Потом говорю коменданту: «Просил меня солдат перед смертью — забрали у него денег шестнадцать рублей. Хочет, чтобы жене отослали. Жена у него и ребёнок дома остались...»

Обещал: сделано будет.

И вот, знаете, две недели прошло... И такое впечатление, что никак забыть не могу. Сижу — он предо мной. Лягу — тем более...

Я молчал, потрясённый.

Мы шли тихим шагом. Наполненные туманом и талым снегом котловины и балки отблескивали умирающим светом. Небо потухло и почернело.

Мы шли тихим шагом и оба чувствовали себя ослабевшими и потухшими.

Справа, из придавленных сумерками домиков, неслась знакомая печальная песня:

Нам не надобно ни сеять, ни пахать, Ни цепом, ни косынкой махать. Уж как подати казённые все сполнены: Солдатьём-то все могилки переполнены... Прийми, Господи, ты душеньки крещёные, Прийми, мать-сыра, ты слезыньки солёные...

Сегодня у нас гостят командир з-го парка Джапаридзе, адъютант бригады Медлявский и доктор Костров. За чаем я рассказал о встрече с монахом, который напутствовал расстрелянного за грабёж солдата. Задумались.

— Но как же быть? — неуверенно произнёс Медлявский. — Надо же наказать грабителей.

— А по законам военного времени — расстрел, — добавил Старосельский.

— Я сам чуть-чуть не предал одного солдата суду за кражу шубы у жителя, — задумчиво сказал Джапаридзе. — У меня так уж и было решено. Только избегал с ним встречаться. Вдруг столкнулся лицом к лицу. Хотел уклониться от разговора. А он перехватил мой взгляд и каким-то совсем не солдатским голосом, тихо-тихо сказал: «Простите...» Не выдержал я характера и простил. Он-то в другой раз не сворует, но другие... Других это развратит. Как офицер, я сознаю, что прощать не надо.

— Отгого-то иной раз лучше по морде дать, — заметил Старосельский.

— Ну, вы, конечно, за плётку, — едко бросает Костров.

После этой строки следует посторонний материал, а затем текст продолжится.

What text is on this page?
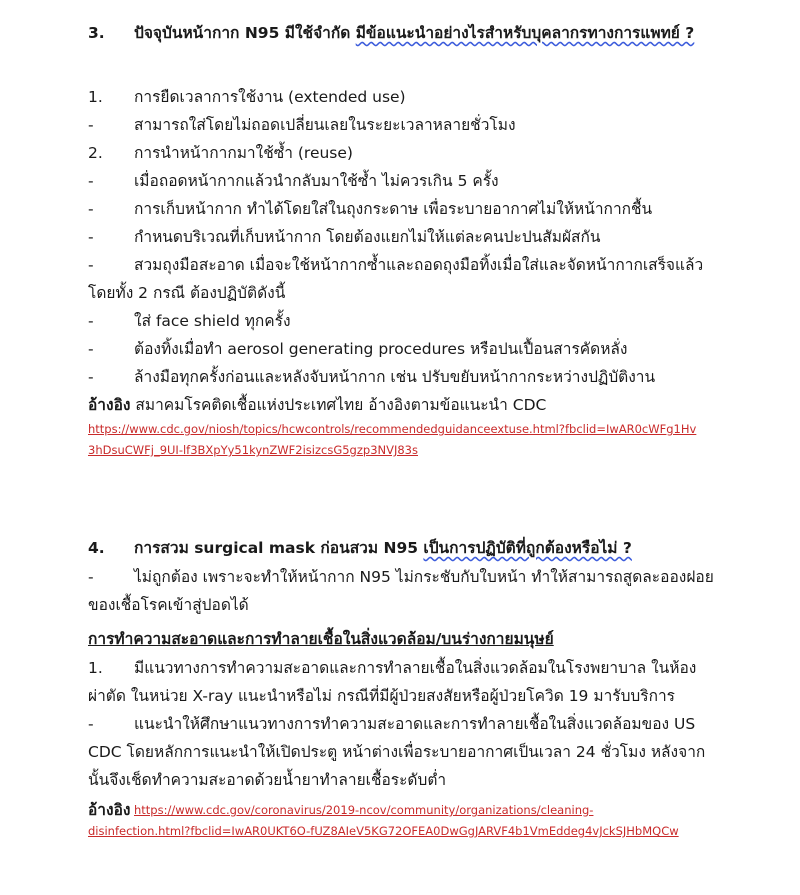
3. ปัจจุบันหน้ากาก N95 มีใช้จำกัด มีข้อแนะนำอย่างไรสำหรับบุคลากรทางการแพทย์ ?
1. การยืดเวลาการใช้งาน (extended use)
-	สามารถใส่โดยไม่ถอดเปลี่ยนเลยในระยะเวลาหลายชั่วโมง
2. การนำหน้ากากมาใช้ซ้ำ (reuse)
-	เมื่อถอดหน้ากากแล้วนำกลับมาใช้ซ้ำ ไม่ควรเกิน 5 ครั้ง
-	การเก็บหน้ากาก ทำได้โดยใส่ในถุงกระดาษ เพื่อระบายอากาศไม่ให้หน้ากากชื้น
-	กำหนดบริเวณที่เก็บหน้ากาก โดยต้องแยกไม่ให้แต่ละคนปะปนสัมผัสกัน
-	สวมถุงมือสะอาด เมื่อจะใช้หน้ากากซ้ำและถอดถุงมือทิ้งเมื่อใส่และจัดหน้ากากเสร็จแล้ว
โดยทั้ง 2 กรณี ต้องปฏิบัติดังนี้
-	ใส่ face shield ทุกครั้ง
-	ต้องทิ้งเมื่อทำ aerosol generating procedures หรือปนเปื้อนสารคัดหลั่ง
-	ล้างมือทุกครั้งก่อนและหลังจับหน้ากาก เช่น ปรับขยับหน้ากากระหว่างปฏิบัติงาน
อ้างอิง สมาคมโรคติดเชื้อแห่งประเทศไทย อ้างอิงตามข้อแนะนำ CDC
https://www.cdc.gov/niosh/topics/hcwcontrols/recommendedguidanceextuse.html?fbclid=IwAR0cWFg1Hv
3hDsuCWFj_9UI-lf3BXpYy51kynZWF2isizcsG5gzp3NVJ83s
4. การสวม surgical mask ก่อนสวม N95 เป็นการปฏิบัติที่ถูกต้องหรือไม่ ?
-	ไม่ถูกต้อง เพราะจะทำให้หน้ากาก N95 ไม่กระชับกับใบหน้า ทำให้สามารถสูดละอองฝอย
ของเชื้อโรคเข้าสู่ปอดได้
การทำความสะอาดและการทำลายเชื้อในสิ่งแวดล้อม/บนร่างกายมนุษย์
1. มีแนวทางการทำความสะอาดและการทำลายเชื้อในสิ่งแวดล้อมในโรงพยาบาล ในห้อง
ผ่าตัด ในหน่วย X-ray แนะนำหรือไม่ กรณีที่มีผู้ป่วยสงสัยหรือผู้ป่วยโควิด 19 มารับบริการ
-	แนะนำให้ศึกษาแนวทางการทำความสะอาดและการทำลายเชื้อในสิ่งแวดล้อมของ US
CDC โดยหลักการแนะนำให้เปิดประตู หน้าต่างเพื่อระบายอากาศเป็นเวลา 24 ชั่วโมง หลังจาก
นั้นจึงเช็ดทำความสะอาดด้วยน้ำยาทำลายเชื้อระดับต่ำ
อ้างอิง https://www.cdc.gov/coronavirus/2019-ncov/community/organizations/cleaning-
disinfection.html?fbclid=IwAR0UKT6O-fUZ8AIeV5KG72OFEA0DwGgJARVF4b1VmEddeg4vJckSJHbMQCw
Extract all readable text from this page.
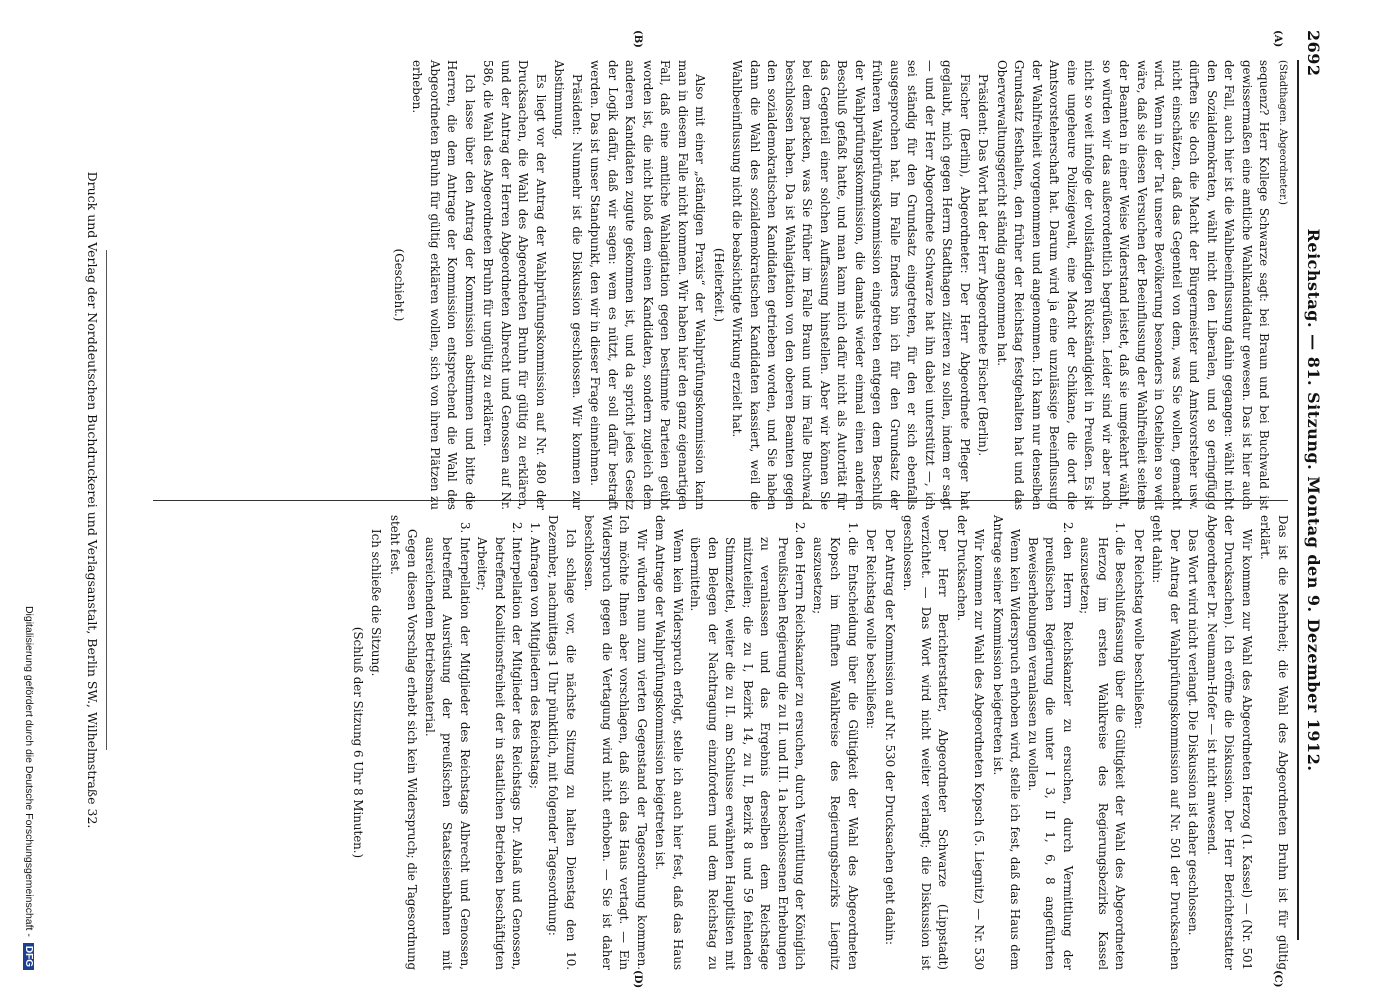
2692
Reichstag. — 81. Sitzung. Montag den 9. Dezember 1912.
(A)
(B)
(C)
(D)

(Stadthagen. Abgeordneter.)

sequenz? Herr Kollege Schwarze sagt: bei Braun und bei Buchwald ist gewissermaßen eine amtliche Wahlkandidatur gewesen. Das ist hier auch der Fall, auch hier ist die Wahlbeeinflussung dahin gegangen: wählt nicht den Sozialdemokraten, wählt nicht den Liberalen, und so geringfügig dürften Sie doch die Macht der Bürgermeister und Amtsvorsteher usw. nicht einschätzen, daß das Gegenteil von dem, was Sie wollen, gemacht wird. Wenn in der Tat unsere Bevölkerung besonders in Ostelbien so weit wäre, daß sie diesen Versuchen der Beeinflussung der Wahlfreiheit seitens der Beamten in einer Weise Widerstand leistet, daß sie umgekehrt wählt, so würden wir das außerordentlich begrüßen. Leider sind wir aber noch nicht so weit infolge der vollständigen Rückständigkeit in Preußen. Es ist eine ungeheure Polizeigewalt, eine Macht der Schikane, die dort die Amtsvorsteherschaft hat. Darum wird ja eine unzulässige Beeinflussung der Wahlfreiheit vorgenommen und angenommen. Ich kann nur denselben Grundsatz festhalten, den früher der Reichstag festgehalten hat und das Oberverwaltungsgericht ständig angenommen hat.

Präsident: Das Wort hat der Herr Abgeordnete Fischer (Berlin).

Fischer (Berlin), Abgeordneter: Der Herr Abgeordnete Pfleger hat geglaubt, mich gegen Herrn Stadthagen zitieren zu sollen, indem er sagt — und der Herr Abgeordnete Schwarze hat ihn dabei unterstützt —, ich sei ständig für den Grundsatz eingetreten, für den er sich ebenfalls ausgesprochen hat. Im Falle Enders bin ich für den Grundsatz der früheren Wahlprüfungskommission eingetreten entgegen dem Beschluß der Wahlprüfungskommission, die damals wieder einmal einen anderen Beschluß gefaßt hatte, und man kann mich dafür nicht als Autorität für das Gegenteil einer solchen Auffassung hinstellen. Aber wir können Sie bei dem packen, was Sie früher im Falle Braun und im Falle Buchwald beschlossen haben. Da ist Wahlagitation von den oberen Beamten gegen den sozialdemokratischen Kandidaten getrieben worden, und Sie haben dann die Wahl des sozialdemokratischen Kandidaten kassiert, weil die Wahlbeeinflussung nicht die beabsichtigte Wirkung erzielt hat.

(Heiterkeit.)

Also mit einer „ständigen Praxis“ der Wahlprüfungskommission kann man in diesem Falle nicht kommen. Wir haben hier den ganz eigenartigen Fall, daß eine amtliche Wahlagitation gegen bestimmte Parteien geübt worden ist, die nicht bloß dem einen Kandidaten, sondern zugleich dem anderen Kandidaten zugute gekommen ist, und da spricht jedes Gesetz der Logik dafür, daß wir sagen: wem es nützt, der soll dafür bestraft werden. Das ist unser Standpunkt, den wir in dieser Frage einnehmen.

Präsident: Nunmehr ist die Diskussion geschlossen. Wir kommen zur Abstimmung.

Es liegt vor der Antrag der Wahlprüfungskommission auf Nr. 480 der Drucksachen, die Wahl des Abgeordneten Bruhn für gültig zu erklären, und der Antrag der Herren Abgeordneten Albrecht und Genossen auf Nr. 586, die Wahl des Abgeordneten Bruhn für ungültig zu erklären.

Ich lasse über den Antrag der Kommission abstimmen und bitte die Herren, die dem Antrage der Kommission entsprechend die Wahl des Abgeordneten Bruhn für gültig erklären wollen, sich von ihren Plätzen zu erheben.

(Geschieht.)

Das ist die Mehrheit; die Wahl des Abgeordneten Bruhn ist für gültig erklärt.

Wir kommen zur Wahl des Abgeordneten Herzog (1. Kassel) — (Nr. 501 der Drucksachen). Ich eröffne die Diskussion. Der Herr Berichterstatter Abgeordneter Dr. Neumann-Hofer — ist nicht anwesend.

Das Wort wird nicht verlangt. Die Diskussion ist daher geschlossen.

Der Antrag der Wahlprüfungskommission auf Nr. 501 der Drucksachen geht dahin:

Der Reichstag wolle beschließen:

1. die Beschlußfassung über die Gültigkeit der Wahl des Abgeordneten Herzog im ersten Wahlkreise des Regierungsbezirks Kassel auszusetzen;
2. den Herrn Reichskanzler zu ersuchen, durch Vermittlung der preußischen Regierung die unter I 3, II 1, 6, 8 angeführten Beweiserhebungen veranlassen zu wollen.

Wenn kein Widerspruch erhoben wird, stelle ich fest, daß das Haus dem Antrage seiner Kommission beigetreten ist.

Wir kommen zur Wahl des Abgeordneten Kopsch (5. Liegnitz) — Nr. 530 der Drucksachen.

Der Herr Berichterstatter, Abgeordneter Schwarze (Lippstadt) verzichtet. — Das Wort wird nicht weiter verlangt; die Diskussion ist geschlossen.

Der Antrag der Kommission auf Nr. 530 der Drucksachen geht dahin:

Der Reichstag wolle beschließen:

1. die Entscheidung über die Gültigkeit der Wahl des Abgeordneten Kopsch im fünften Wahlkreise des Regierungsbezirks Liegnitz auszusetzen;
2. den Herrn Reichskanzler zu ersuchen, durch Vermittlung der Königlich Preußischen Regierung die zu II. und III. 1a beschlossenen Erhebungen zu veranlassen und das Ergebnis derselben dem Reichstage mitzuteilen; die zu I, Bezirk 14, zu II, Bezirk 8 und 59 fehlenden Stimmzettel, weiter die zu II. am Schlusse erwähnten Hauptlisten mit den Belegen der Nachtragung einzufordern und dem Reichstag zu übermitteln.

Wenn kein Widerspruch erfolgt, stelle ich auch hier fest, daß das Haus dem Antrage der Wahlprüfungskommission beigetreten ist.

Wir würden nun zum vierten Gegenstand der Tagesordnung kommen. Ich möchte Ihnen aber vorschlagen, daß sich das Haus vertagt. — Ein Widerspruch gegen die Vertagung wird nicht erhoben. — Sie ist daher beschlossen.

Ich schlage vor, die nächste Sitzung zu halten Dienstag den 10. Dezember, nachmittags 1 Uhr pünktlich, mit folgender Tagesordnung:

1. Anfragen von Mitgliedern des Reichstags;
2. Interpellation der Mitglieder des Reichstags Dr. Ablaß und Genossen, betreffend Koalitionsfreiheit der in staatlichen Betrieben beschäftigten Arbeiter;
3. Interpellation der Mitglieder des Reichstags Albrecht und Genossen, betreffend Ausrüstung der preußischen Staatseisenbahnen mit ausreichendem Betriebsmaterial.

Gegen diesen Vorschlag erhebt sich kein Widerspruch; die Tagesordnung steht fest.

Ich schließe die Sitzung.

(Schluß der Sitzung 6 Uhr 8 Minuten.)

Druck und Verlag der Norddeutschen Buchdruckerei und Verlagsanstalt, Berlin SW., Wilhelmstraße 32.
Digitalisierung gefördert durch die Deutsche Forschungsgemeinschaft -DFG
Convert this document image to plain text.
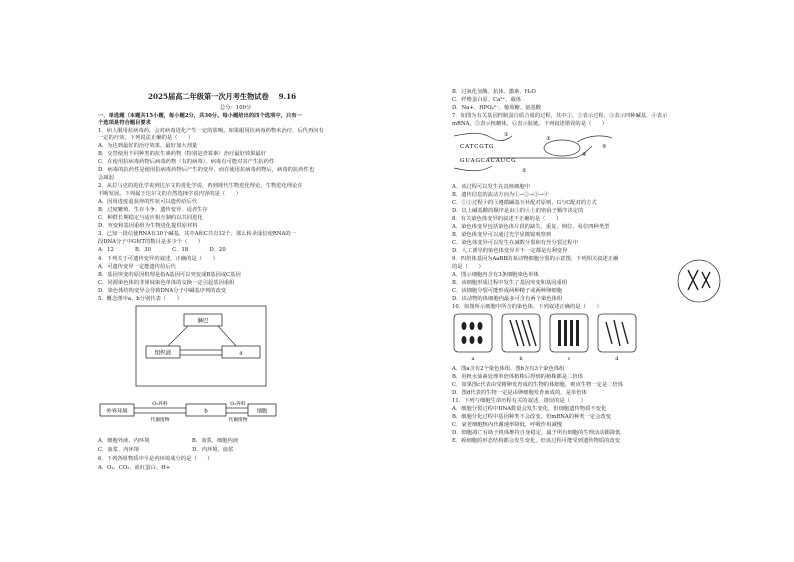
2025届高二年级第一次月考生物试卷 9.16
总分：100分
一、单选题（本题共15小题，每小题2分，共30分。每小题给出的四个选项中，只有一
个选项是符合题目要求
1．病人服用抗病毒药，会对病毒进化产生一定的影响。如果服用抗病毒药物未治疗，后代再向有
一定的疗效，下列说法正确的是（　　）
A．为达到最好的治疗效果，最好加大剂量
B．交替使用不同种类的抗生素药物（特别是青霉素）治疗最好效果最好
C．在使用抗病毒药物后病毒药物（有的病毒），病毒有可能对其产生抗药性
D．病毒的抗药性是使用抗病毒药物后产生的变异，而在使用抗病毒药物后，病毒的抗药性也
会减弱
2．从拉马克的进化学说到达尔文的进化学说，再到现代生物进化理论，生物进化理论在
不断发展。下列属于达尔文的自然选择学说内容的是（　　）
A．因用进废退获得的性状可以遗传给后代
B．过度繁殖、生存斗争、遗传变异、适者生存
C．种群长期稳定与适应相互制约以共同进化
D．突变和基因重组为生物进化提供原材料
3．已知一段信使RNA有30个碱基，其中A和C共有12个，那么转录成信使RNA的一
段DNA分子中G和T的数目是多少个（　　）
A．12　　　　B．30　　　　C．18　　　　D．20
4．下列关于可遗传变异的叙述，正确的是（　　）
A．可遗传变异一定能遗传给后代
B．基因突变的原因机理是指A基因可以突变成B基因或C基因
C．同源染色体的非姐妹染色单体的交换一定引起基因重组
D．染色体结构变异会导致DNA分子中碱基序列的改变
5．概念图中a、b分别代表（　　）
淋巴
组织液	a
b
外界环境	细胞
O₂养料
代谢废物
O₂养料
代谢废物
A．细胞外液、内环境　　　　　　　　B．血浆、细胞内液
C．血浆、内环境　　　　　　　　　　D．内环境、血浆
6．下列各组物质中全是内环境成分的是（　　）
A．O₂、CO₂、血红蛋白、H+
B．过氧化氢酶、抗体、激素、H₂O
C．纤维蛋白原、Ca²⁺、载体
D．Na+、HPO₄²⁻、葡萄糖、氨基酸
7．如图为有关基因控制蛋白质合成的过程，其中①、②表示过程，③表示四种碱基，④表示
mRNA，⑤表示核糖体，⑥表示肽链。下列叙述错误的是（　　）
CATCGTG
GUAGCACAUCG
①
②
③
④
⑤
A．该过程可以发生在真核细胞中
B．遗传信息的流动方向为①→②→③→④
C．①②过程④的③遵循碱基互补配对原则，G与C配对的方式
D．以上碱基酸的顺序是由①的④上的密码子顺序决定的
8．有关染色体变异的叙述不正确的是（　　）
A．染色体变异包括染色体片段的缺失、重复、倒位、易位四种类型
B．染色体变异可以通过光学显微镜观察到
C．染色体变异可以发生在减数分裂和有丝分裂过程中
D．人工诱导的染色体变异并不一定都是有利变异
9．四倍体基因为AaBB的某动物细胞分裂的示意图，下列相关叙述正确
的是（　　）
A．图示细胞内含有3条细胞染色单体
B．该细胞形成过程中发生了基因突变和基因重组
C．该细胞分裂可能形成两种精子或两种卵细胞
D．该动物的体细胞内最多可含有两个染色体组
10．如图所示细胞中所含的染色体，下列叙述正确的是（　　）
a	b	c	d
A．图a含有2个染色体组，图b含有3个染色体组
B．用秋水仙素处理单倍体植株后得到的植株都是二倍体
C．如果图c代表由受精卵发育成的生物的体细胞，则该生物一定是二倍体
D．图d代表的生物一定是由卵细胞发育而成的，是单倍体
11．下列与细胞生命历程有关的叙述，错误的是（　　）
A．细胞分裂过程中DNA数量会发生变化，但细胞遗传物质不变化
B．细胞分化过程中基因种类不会改变，但mRNA的种类一定会改变
C．衰老细胞核内代谢速率降低，呼吸作用减慢
D．细胞凋亡有助于机体维持自身稳定，属于所有细胞的生理活动都降低
E．癌细胞的形态结构都会发生变化，但该过程可能受到遗传物质的改变
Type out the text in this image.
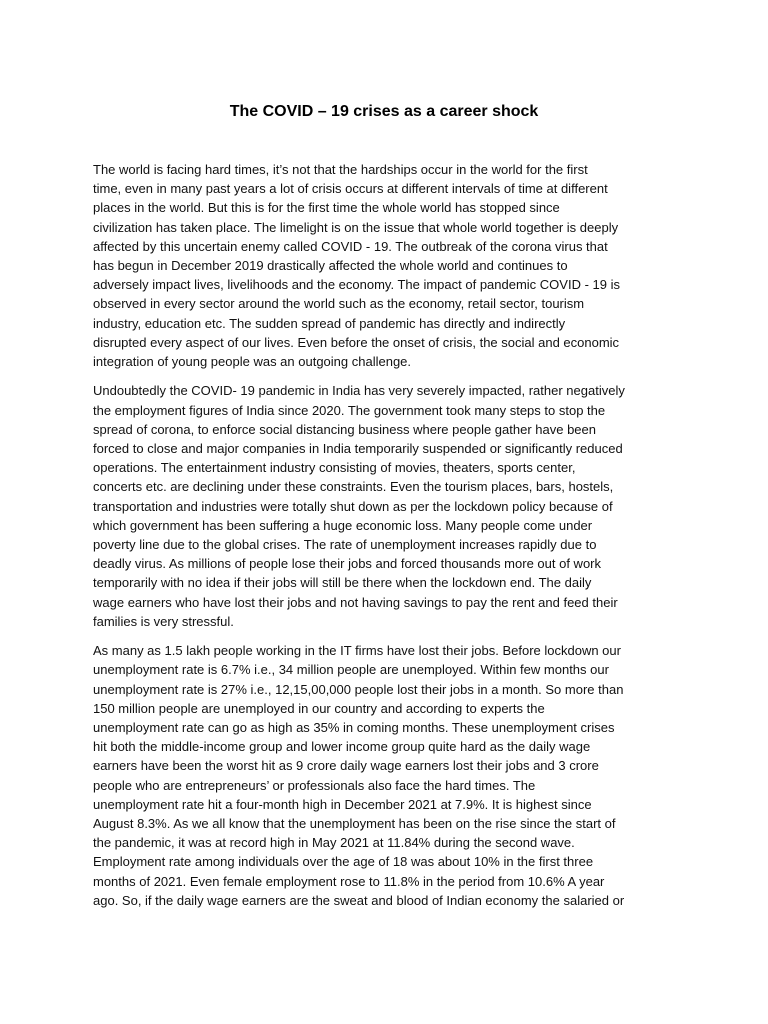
The COVID – 19 crises as a career shock
The world is facing hard times, it’s not that the hardships occur in the world for the first
time, even in many past years a lot of crisis occurs at different intervals of time at different
places in the world. But this is for the first time the whole world has stopped since
civilization has taken place. The limelight is on the issue that whole world together is deeply
affected by this uncertain enemy called COVID - 19. The outbreak of the corona virus that
has begun in December 2019 drastically affected the whole world and continues to
adversely impact lives, livelihoods and the economy. The impact of pandemic COVID - 19 is
observed in every sector around the world such as the economy, retail sector, tourism
industry, education etc. The sudden spread of pandemic has directly and indirectly
disrupted every aspect of our lives. Even before the onset of crisis, the social and economic
integration of young people was an outgoing challenge.
Undoubtedly the COVID- 19 pandemic in India has very severely impacted, rather negatively
the employment figures of India since 2020. The government took many steps to stop the
spread of corona, to enforce social distancing business where people gather have been
forced to close and major companies in India temporarily suspended or significantly reduced
operations. The entertainment industry consisting of movies, theaters, sports center,
concerts etc. are declining under these constraints. Even the tourism places, bars, hostels,
transportation and industries were totally shut down as per the lockdown policy because of
which government has been suffering a huge economic loss. Many people come under
poverty line due to the global crises. The rate of unemployment increases rapidly due to
deadly virus. As millions of people lose their jobs and forced thousands more out of work
temporarily with no idea if their jobs will still be there when the lockdown end. The daily
wage earners who have lost their jobs and not having savings to pay the rent and feed their
families is very stressful.
As many as 1.5 lakh people working in the IT firms have lost their jobs. Before lockdown our
unemployment rate is 6.7% i.e., 34 million people are unemployed. Within few months our
unemployment rate is 27% i.e., 12,15,00,000 people lost their jobs in a month. So more than
150 million people are unemployed in our country and according to experts the
unemployment rate can go as high as 35% in coming months. These unemployment crises
hit both the middle-income group and lower income group quite hard as the daily wage
earners have been the worst hit as 9 crore daily wage earners lost their jobs and 3 crore
people who are entrepreneurs’ or professionals also face the hard times. The
unemployment rate hit a four-month high in December 2021 at 7.9%. It is highest since
August 8.3%. As we all know that the unemployment has been on the rise since the start of
the pandemic, it was at record high in May 2021 at 11.84% during the second wave.
Employment rate among individuals over the age of 18 was about 10% in the first three
months of 2021. Even female employment rose to 11.8% in the period from 10.6% A year
ago. So, if the daily wage earners are the sweat and blood of Indian economy the salaried or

— Да, без плётки нельзя, — запальчиво подтверждает Старосельский. — Может быть, имея в своём распоряжении человек пять или десять, вы ещё добьётесь чего-нибудь миндальничаньем. Но мой десятилетний опыт меня научил: чтобы быть командиром, нужен решительный тон, властность, железная дисциплина, а иногда удар по лицу. Два года я хотел действовать на солдата лаской и уговорами — и два года солдаты сидели у меня на шее. В моей батарее был форменный кабак. Теперь я считаюсь одним из лучших офицеров в бригаде. В батарее у меня порядок, знание дела, исполнительность. И я знаю, что я достиг этого только страхом. Наш солдат привык и дома к страху, и только страхом можно понудить его к исполнению долга. Дополняй пощёчиной приказание — таково моё правило, чтобы солдат сознавал, что ты — сила, которая распоряжается им всецело.